Sun Fire[TM] Server: How to Use Dynamic Reconfiguration (DR) in a Sun Cluster[TM] 3.x Environment

Asset ID:	1-71-1012186.1
Update Date:	2011-02-22
Keywords:

Solution Type Technical Instruction Sure

Solution 1012186.1 : Sun Fire[TM] Server: How to Use Dynamic Reconfiguration (DR) in a Sun Cluster[TM] 3.x Environment

Applies to:

Sun Fire 3800 Server
Sun Fire 4800 Server
Sun Fire 4810 Server
Sun Fire 6800 Server
Sun Fire E2900 Server
All Platforms

Goal

This document describes how to use Dynamic Reconfiguration (DR) in Sun[TM] Cluster 3.x configurations. Although DR is supported in a clustered environment, some restrictions apply; this document provides guidelines and best practices for performing a DR operation in a safe manner on production systems.

Note: It is always safe to issue a DR detach operation because the DR subsystem rejects operations on boards containing active components.

This document is aimed toward an audience that has basic knowledge about DR and Sun[TM] Cluster.

Solution

SUPPORTED CONFIGURATIONS

Sun Fire[TM] server domains running:
- Solaris 8 2/02 Operating System + patches
- Solaris 9 4/03 Operating System + patches

Sun Fire 12K/15K servers must be running System Management Services (SMS) 1.3 or greater
Sun Fire server revision must be 5.12.7 or greater
Sun Cluster 3.0 12/01 or later, Sun Cluster 3.1
No special patches are required for using DR in a Sun Cluster environment.

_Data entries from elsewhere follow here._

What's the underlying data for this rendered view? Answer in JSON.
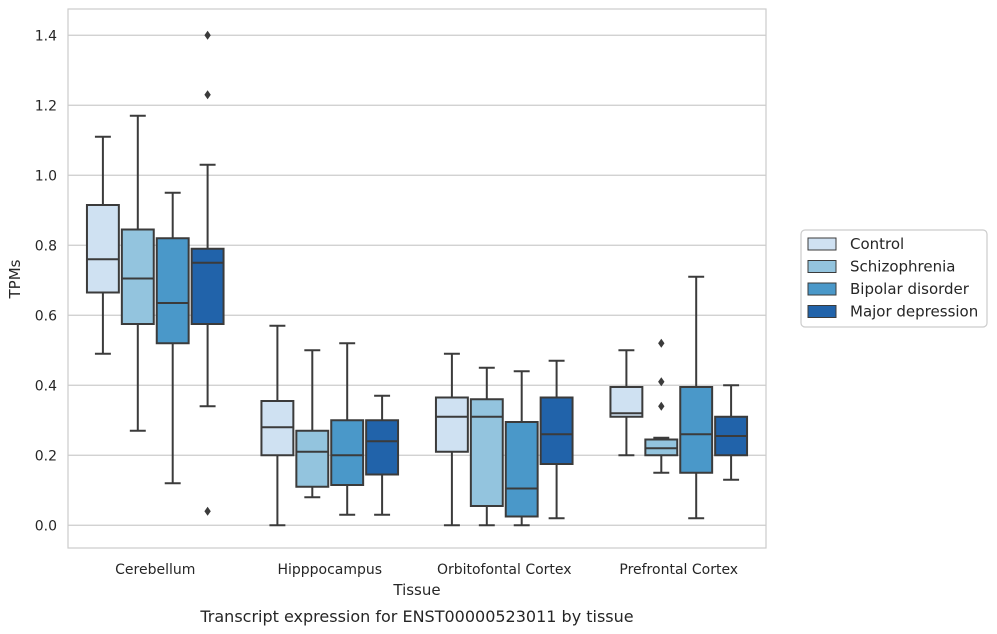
{
  "caption": "Transcript expression for ENST00000523011 by tissue",
  "chart_data": {
    "type": "box",
    "xlabel": "Tissue",
    "ylabel": "TPMs",
    "ylim": [
      -0.065,
      1.475
    ],
    "yticks": [
      "0.0",
      "0.2",
      "0.4",
      "0.6",
      "0.8",
      "1.0",
      "1.2",
      "1.4"
    ],
    "ytick_values": [
      0.0,
      0.2,
      0.4,
      0.6,
      0.8,
      1.0,
      1.2,
      1.4
    ],
    "grid": "horizontal",
    "legend_position": "right",
    "categories": [
      "Cerebellum",
      "Hipppocampus",
      "Orbitofontal Cortex",
      "Prefrontal Cortex"
    ],
    "series": [
      {
        "name": "Control",
        "color": "#cfe1f2",
        "boxes": [
          {
            "whisker_low": 0.49,
            "q1": 0.665,
            "median": 0.76,
            "q3": 0.915,
            "whisker_high": 1.11,
            "outliers": []
          },
          {
            "whisker_low": 0.0,
            "q1": 0.2,
            "median": 0.28,
            "q3": 0.355,
            "whisker_high": 0.57,
            "outliers": []
          },
          {
            "whisker_low": 0.0,
            "q1": 0.21,
            "median": 0.31,
            "q3": 0.365,
            "whisker_high": 0.49,
            "outliers": []
          },
          {
            "whisker_low": 0.2,
            "q1": 0.31,
            "median": 0.32,
            "q3": 0.395,
            "whisker_high": 0.5,
            "outliers": []
          }
        ]
      },
      {
        "name": "Schizophrenia",
        "color": "#93c4de",
        "boxes": [
          {
            "whisker_low": 0.27,
            "q1": 0.575,
            "median": 0.705,
            "q3": 0.845,
            "whisker_high": 1.17,
            "outliers": []
          },
          {
            "whisker_low": 0.08,
            "q1": 0.11,
            "median": 0.21,
            "q3": 0.27,
            "whisker_high": 0.5,
            "outliers": []
          },
          {
            "whisker_low": 0.0,
            "q1": 0.055,
            "median": 0.31,
            "q3": 0.36,
            "whisker_high": 0.45,
            "outliers": []
          },
          {
            "whisker_low": 0.15,
            "q1": 0.2,
            "median": 0.22,
            "q3": 0.245,
            "whisker_high": 0.25,
            "outliers": [
              0.52,
              0.41,
              0.34
            ]
          }
        ]
      },
      {
        "name": "Bipolar disorder",
        "color": "#4a98c9",
        "boxes": [
          {
            "whisker_low": 0.12,
            "q1": 0.52,
            "median": 0.635,
            "q3": 0.82,
            "whisker_high": 0.95,
            "outliers": []
          },
          {
            "whisker_low": 0.03,
            "q1": 0.115,
            "median": 0.2,
            "q3": 0.3,
            "whisker_high": 0.52,
            "outliers": []
          },
          {
            "whisker_low": 0.0,
            "q1": 0.025,
            "median": 0.105,
            "q3": 0.295,
            "whisker_high": 0.44,
            "outliers": []
          },
          {
            "whisker_low": 0.02,
            "q1": 0.15,
            "median": 0.26,
            "q3": 0.395,
            "whisker_high": 0.71,
            "outliers": []
          }
        ]
      },
      {
        "name": "Major depression",
        "color": "#2163aa",
        "boxes": [
          {
            "whisker_low": 0.34,
            "q1": 0.575,
            "median": 0.75,
            "q3": 0.79,
            "whisker_high": 1.03,
            "outliers": [
              1.4,
              1.23,
              0.04
            ]
          },
          {
            "whisker_low": 0.03,
            "q1": 0.145,
            "median": 0.24,
            "q3": 0.3,
            "whisker_high": 0.37,
            "outliers": []
          },
          {
            "whisker_low": 0.02,
            "q1": 0.175,
            "median": 0.26,
            "q3": 0.365,
            "whisker_high": 0.47,
            "outliers": []
          },
          {
            "whisker_low": 0.13,
            "q1": 0.2,
            "median": 0.255,
            "q3": 0.31,
            "whisker_high": 0.4,
            "outliers": []
          }
        ]
      }
    ]
  }
}
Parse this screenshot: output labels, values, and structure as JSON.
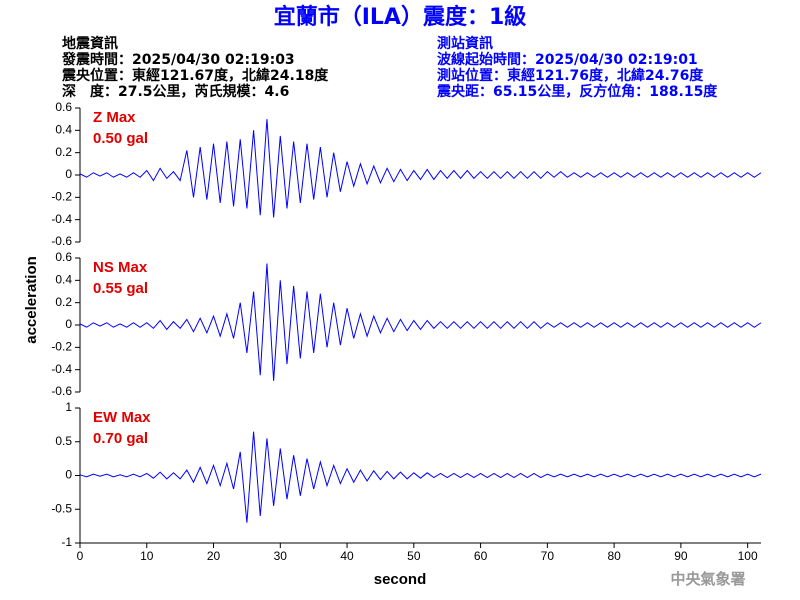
{
  "title": "宜蘭市（ILA）震度：1級",
  "info": {
    "left": [
      "地震資訊",
      "發震時間：2025/04/30 02:19:03",
      "震央位置：東經121.67度，北緯24.18度",
      "深　度：27.5公里，芮氏規模：4.6"
    ],
    "right": [
      "測站資訊",
      "波線起始時間：2025/04/30 02:19:01",
      "測站位置：東經121.76度，北緯24.76度",
      "震央距：65.15公里，反方位角：188.15度"
    ]
  },
  "footer": "中央氣象署",
  "chart_data": [
    {
      "type": "line",
      "color": "#0000ff",
      "annotations": [
        "Z Max",
        "0.50 gal"
      ],
      "xlim": [
        0,
        102
      ],
      "ylim": [
        -0.6,
        0.6
      ],
      "yticks": [
        0.6,
        0.4,
        0.2,
        0,
        -0.2,
        -0.4,
        -0.6
      ],
      "x": [
        0,
        1,
        2,
        3,
        4,
        5,
        6,
        7,
        8,
        9,
        10,
        11,
        12,
        13,
        14,
        15,
        16,
        17,
        18,
        19,
        20,
        21,
        22,
        23,
        24,
        25,
        26,
        27,
        28,
        29,
        30,
        31,
        32,
        33,
        34,
        35,
        36,
        37,
        38,
        39,
        40,
        41,
        42,
        43,
        44,
        45,
        46,
        47,
        48,
        49,
        50,
        51,
        52,
        53,
        54,
        55,
        56,
        57,
        58,
        59,
        60,
        61,
        62,
        63,
        64,
        65,
        66,
        67,
        68,
        69,
        70,
        71,
        72,
        73,
        74,
        75,
        76,
        77,
        78,
        79,
        80,
        81,
        82,
        83,
        84,
        85,
        86,
        87,
        88,
        89,
        90,
        91,
        92,
        93,
        94,
        95,
        96,
        97,
        98,
        99,
        100,
        101,
        102
      ],
      "values": [
        0.01,
        -0.02,
        0.02,
        -0.01,
        0.02,
        -0.02,
        0.01,
        -0.02,
        0.02,
        -0.02,
        0.04,
        -0.05,
        0.06,
        -0.03,
        0.03,
        -0.05,
        0.22,
        -0.2,
        0.25,
        -0.22,
        0.28,
        -0.25,
        0.3,
        -0.28,
        0.32,
        -0.3,
        0.4,
        -0.36,
        0.5,
        -0.38,
        0.35,
        -0.3,
        0.3,
        -0.25,
        0.28,
        -0.22,
        0.25,
        -0.2,
        0.2,
        -0.15,
        0.12,
        -0.1,
        0.1,
        -0.08,
        0.08,
        -0.07,
        0.06,
        -0.06,
        0.05,
        -0.05,
        0.04,
        -0.04,
        0.05,
        -0.04,
        0.04,
        -0.03,
        0.04,
        -0.03,
        0.04,
        -0.03,
        0.03,
        -0.03,
        0.03,
        -0.03,
        0.03,
        -0.03,
        0.03,
        -0.03,
        0.03,
        -0.03,
        0.03,
        -0.02,
        0.03,
        -0.02,
        0.02,
        -0.02,
        0.02,
        -0.02,
        0.02,
        -0.02,
        0.02,
        -0.02,
        0.02,
        -0.02,
        0.02,
        -0.02,
        0.02,
        -0.02,
        0.02,
        -0.02,
        0.02,
        -0.02,
        0.02,
        -0.02,
        0.02,
        -0.02,
        0.02,
        -0.02,
        0.02,
        -0.02,
        0.02,
        -0.02,
        0.02
      ]
    },
    {
      "type": "line",
      "color": "#0000ff",
      "annotations": [
        "NS Max",
        "0.55 gal"
      ],
      "ylabel": "acceleration",
      "xlim": [
        0,
        102
      ],
      "ylim": [
        -0.6,
        0.6
      ],
      "yticks": [
        0.6,
        0.4,
        0.2,
        0,
        -0.2,
        -0.4,
        -0.6
      ],
      "x": [
        0,
        1,
        2,
        3,
        4,
        5,
        6,
        7,
        8,
        9,
        10,
        11,
        12,
        13,
        14,
        15,
        16,
        17,
        18,
        19,
        20,
        21,
        22,
        23,
        24,
        25,
        26,
        27,
        28,
        29,
        30,
        31,
        32,
        33,
        34,
        35,
        36,
        37,
        38,
        39,
        40,
        41,
        42,
        43,
        44,
        45,
        46,
        47,
        48,
        49,
        50,
        51,
        52,
        53,
        54,
        55,
        56,
        57,
        58,
        59,
        60,
        61,
        62,
        63,
        64,
        65,
        66,
        67,
        68,
        69,
        70,
        71,
        72,
        73,
        74,
        75,
        76,
        77,
        78,
        79,
        80,
        81,
        82,
        83,
        84,
        85,
        86,
        87,
        88,
        89,
        90,
        91,
        92,
        93,
        94,
        95,
        96,
        97,
        98,
        99,
        100,
        101,
        102
      ],
      "values": [
        0.01,
        -0.02,
        0.02,
        -0.01,
        0.02,
        -0.02,
        0.01,
        -0.02,
        0.02,
        -0.02,
        0.02,
        -0.03,
        0.04,
        -0.04,
        0.03,
        -0.03,
        0.05,
        -0.06,
        0.06,
        -0.07,
        0.08,
        -0.1,
        0.1,
        -0.12,
        0.2,
        -0.25,
        0.3,
        -0.45,
        0.55,
        -0.5,
        0.4,
        -0.35,
        0.35,
        -0.3,
        0.3,
        -0.25,
        0.28,
        -0.2,
        0.2,
        -0.18,
        0.15,
        -0.12,
        0.1,
        -0.1,
        0.08,
        -0.07,
        0.06,
        -0.06,
        0.05,
        -0.05,
        0.04,
        -0.04,
        0.04,
        -0.03,
        0.03,
        -0.03,
        0.03,
        -0.03,
        0.03,
        -0.03,
        0.03,
        -0.03,
        0.03,
        -0.03,
        0.03,
        -0.03,
        0.03,
        -0.03,
        0.03,
        -0.03,
        0.02,
        -0.02,
        0.02,
        -0.02,
        0.02,
        -0.02,
        0.02,
        -0.02,
        0.02,
        -0.02,
        0.02,
        -0.02,
        0.02,
        -0.02,
        0.02,
        -0.02,
        0.02,
        -0.02,
        0.02,
        -0.02,
        0.02,
        -0.02,
        0.02,
        -0.02,
        0.02,
        -0.02,
        0.02,
        -0.02,
        0.02,
        -0.02,
        0.02,
        -0.02,
        0.02
      ]
    },
    {
      "type": "line",
      "color": "#0000ff",
      "annotations": [
        "EW Max",
        "0.70 gal"
      ],
      "xlabel": "second",
      "xlim": [
        0,
        102
      ],
      "xticks": [
        0,
        10,
        20,
        30,
        40,
        50,
        60,
        70,
        80,
        90,
        100
      ],
      "ylim": [
        -1,
        1
      ],
      "yticks": [
        1,
        0.5,
        0,
        -0.5,
        -1
      ],
      "x": [
        0,
        1,
        2,
        3,
        4,
        5,
        6,
        7,
        8,
        9,
        10,
        11,
        12,
        13,
        14,
        15,
        16,
        17,
        18,
        19,
        20,
        21,
        22,
        23,
        24,
        25,
        26,
        27,
        28,
        29,
        30,
        31,
        32,
        33,
        34,
        35,
        36,
        37,
        38,
        39,
        40,
        41,
        42,
        43,
        44,
        45,
        46,
        47,
        48,
        49,
        50,
        51,
        52,
        53,
        54,
        55,
        56,
        57,
        58,
        59,
        60,
        61,
        62,
        63,
        64,
        65,
        66,
        67,
        68,
        69,
        70,
        71,
        72,
        73,
        74,
        75,
        76,
        77,
        78,
        79,
        80,
        81,
        82,
        83,
        84,
        85,
        86,
        87,
        88,
        89,
        90,
        91,
        92,
        93,
        94,
        95,
        96,
        97,
        98,
        99,
        100,
        101,
        102
      ],
      "values": [
        0.01,
        -0.02,
        0.02,
        -0.01,
        0.02,
        -0.02,
        0.01,
        -0.02,
        0.02,
        -0.02,
        0.03,
        -0.04,
        0.05,
        -0.05,
        0.04,
        -0.05,
        0.08,
        -0.1,
        0.12,
        -0.12,
        0.15,
        -0.15,
        0.18,
        -0.2,
        0.35,
        -0.7,
        0.65,
        -0.6,
        0.55,
        -0.45,
        0.4,
        -0.35,
        0.3,
        -0.3,
        0.25,
        -0.2,
        0.2,
        -0.15,
        0.15,
        -0.12,
        0.1,
        -0.1,
        0.08,
        -0.08,
        0.07,
        -0.06,
        0.06,
        -0.05,
        0.05,
        -0.05,
        0.04,
        -0.04,
        0.04,
        -0.03,
        0.03,
        -0.03,
        0.03,
        -0.03,
        0.03,
        -0.03,
        0.03,
        -0.03,
        0.03,
        -0.03,
        0.03,
        -0.03,
        0.03,
        -0.03,
        0.03,
        -0.03,
        0.02,
        -0.02,
        0.02,
        -0.02,
        0.02,
        -0.02,
        0.02,
        -0.02,
        0.02,
        -0.02,
        0.02,
        -0.02,
        0.02,
        -0.02,
        0.02,
        -0.02,
        0.02,
        -0.02,
        0.02,
        -0.02,
        0.02,
        -0.02,
        0.02,
        -0.02,
        0.02,
        -0.02,
        0.02,
        -0.02,
        0.02,
        -0.02,
        0.02,
        -0.02,
        0.02
      ]
    }
  ]
}
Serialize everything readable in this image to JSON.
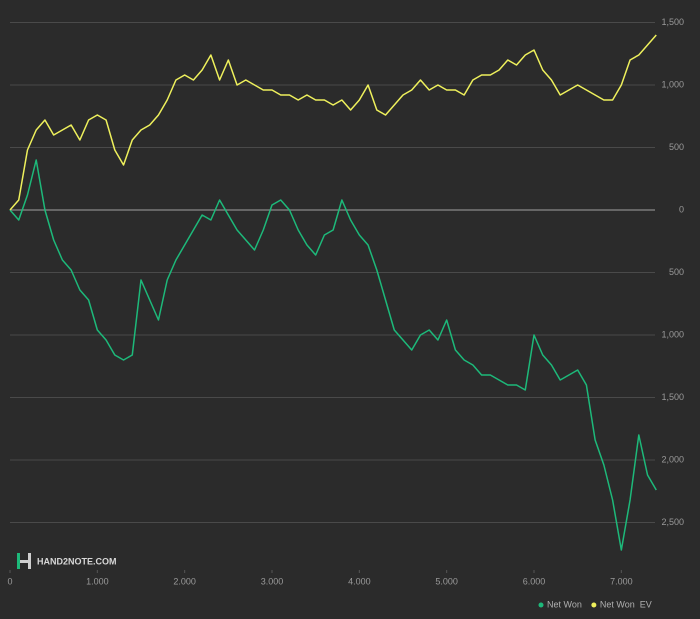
{
  "chart_data": {
    "type": "line",
    "watermark": "HAND2NOTE.COM",
    "x": [
      0,
      100,
      200,
      300,
      400,
      500,
      600,
      700,
      800,
      900,
      1000,
      1100,
      1200,
      1300,
      1400,
      1500,
      1600,
      1700,
      1800,
      1900,
      2000,
      2100,
      2200,
      2300,
      2400,
      2500,
      2600,
      2700,
      2800,
      2900,
      3000,
      3100,
      3200,
      3300,
      3400,
      3500,
      3600,
      3700,
      3800,
      3900,
      4000,
      4100,
      4200,
      4300,
      4400,
      4500,
      4600,
      4700,
      4800,
      4900,
      5000,
      5100,
      5200,
      5300,
      5400,
      5500,
      5600,
      5700,
      5800,
      5900,
      6000,
      6100,
      6200,
      6300,
      6400,
      6500,
      6600,
      6700,
      6800,
      6900,
      7000,
      7100,
      7200,
      7300,
      7400
    ],
    "series": [
      {
        "name": "Net Won",
        "color": "#1db97a",
        "values": [
          0,
          -80,
          120,
          400,
          0,
          -240,
          -400,
          -480,
          -640,
          -720,
          -960,
          -1040,
          -1160,
          -1200,
          -1160,
          -560,
          -720,
          -880,
          -560,
          -400,
          -280,
          -160,
          -40,
          -80,
          80,
          -40,
          -160,
          -240,
          -320,
          -160,
          40,
          80,
          0,
          -160,
          -280,
          -360,
          -200,
          -160,
          80,
          -80,
          -200,
          -280,
          -480,
          -720,
          -960,
          -1040,
          -1120,
          -1000,
          -960,
          -1040,
          -880,
          -1120,
          -1200,
          -1240,
          -1320,
          -1320,
          -1360,
          -1400,
          -1400,
          -1440,
          -1000,
          -1160,
          -1240,
          -1360,
          -1320,
          -1280,
          -1400,
          -1840,
          -2040,
          -2320,
          -2720,
          -2320,
          -1800,
          -2120,
          -2240
        ]
      },
      {
        "name": "Net Won  EV",
        "color": "#eef05c",
        "values": [
          0,
          80,
          480,
          640,
          720,
          600,
          640,
          680,
          560,
          720,
          760,
          720,
          480,
          360,
          560,
          640,
          680,
          760,
          880,
          1040,
          1080,
          1040,
          1120,
          1240,
          1040,
          1200,
          1000,
          1040,
          1000,
          960,
          960,
          920,
          920,
          880,
          920,
          880,
          880,
          840,
          880,
          800,
          880,
          1000,
          800,
          760,
          840,
          920,
          960,
          1040,
          960,
          1000,
          960,
          960,
          920,
          1040,
          1080,
          1080,
          1120,
          1200,
          1160,
          1240,
          1280,
          1120,
          1040,
          920,
          960,
          1000,
          960,
          920,
          880,
          880,
          1000,
          1200,
          1240,
          1320,
          1400
        ]
      }
    ],
    "xlim": [
      0,
      7500
    ],
    "ylim": [
      -2840,
      1680
    ],
    "xticks": [
      0,
      {
        "value": 1000,
        "label": "1.000"
      },
      {
        "value": 2000,
        "label": "2.000"
      },
      {
        "value": 3000,
        "label": "3.000"
      },
      {
        "value": 4000,
        "label": "4.000"
      },
      {
        "value": 5000,
        "label": "5.000"
      },
      {
        "value": 6000,
        "label": "6.000"
      },
      {
        "value": 7000,
        "label": "7.000"
      }
    ],
    "yticks": [
      {
        "value": 1500,
        "label": "1,500"
      },
      {
        "value": 1000,
        "label": "1,000"
      },
      500,
      0,
      {
        "value": -500,
        "label": "500"
      },
      {
        "value": -1000,
        "label": "1,000"
      },
      {
        "value": -1500,
        "label": "1,500"
      },
      {
        "value": -2000,
        "label": "2,000"
      },
      {
        "value": -2500,
        "label": "2,500"
      }
    ],
    "grid": true,
    "legend": "bottom-right"
  }
}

KNOWN RESTRICTIONS AND CONSIDERATIONS

All the requirements, procedures, and restrictions that are documented for the Solaris OS DR also apply to Sun Cluster DR support.

In a Sun Cluster configuration, the following operations are not supported:

DR detach of a board containing permanent memory

Sun Cluster software does not support detach operations on a board that contains the permanent kernel memory and will reject any such operation.

Note: A DR detach operation that pertains to memory other than the kernel permanent memory will not be rejected.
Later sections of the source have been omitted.